The Parliamentary Secretary noted that people from third countries such as Iraq are lured into Belarus by false promises. Those people are issued with official tourist visas, and the trips are organised by official Belarusian tourism companies, with the visitors being housed in Belarusian state hotels and later directed towards the EU border. Belarusian authorities are often taking away their travel documents and preventing those people from returning to their countries of origin as Latvia’s contacts, for example, with Iraq, have shown. “This operation by the Lukashenko regime is very cynical, as it uses the most vulnerable people, women and children,” Kalnina-Lukasevica asserted.

To curb the attack, the EU together with likeminded countries must keep building up pressure on Lukashenko’s regime with additional sanctions, including against Belavia, the country’s official airlines, the Parliamentary Secretary pointed out. The EU Member States and institutions shall continue to reach out to third countries and urge them to prevent their citizens from being unwillingly dragged into this operation deployed by Belarus. The Parliamentary Secretary underlined that the EU must continue its support for the civil society and independent media in Belarus.

As one of the lines of action, the Latvian Foreign Ministry’s Parliamentary Secretary mentioned the need for the EU to develop a toolbox which would make it possible to respond to all the diversity of hybrid threats and to build the EU’s resilience against them.

During the exchange of views at the European Parliament’s Committee on Foreign Affairs, strong support was voiced for a united and solidarity-based EU’s response under the conditions of hybrid threat created by the Lukashenko regime.

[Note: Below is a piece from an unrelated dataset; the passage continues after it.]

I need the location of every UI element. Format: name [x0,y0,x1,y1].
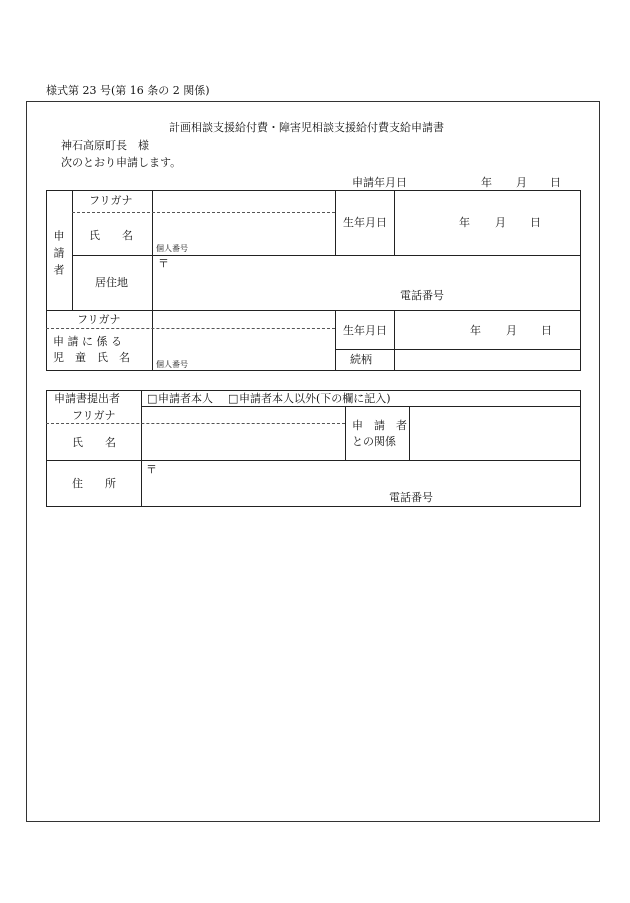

The meeting was presided over by the Chair of the Committee on Foreign Affairs, David McAllister, and reporters also were the Vice Minister of Foreign Affairs of Lithuania, Mantas Adomenas; the Permanent Representative of Poland to the EU, Andrzej Sados; and the Deputy Managing Director Russia, Eastern Partnership, Central Asia and OSCE at the European External Action service, Luc Devigne.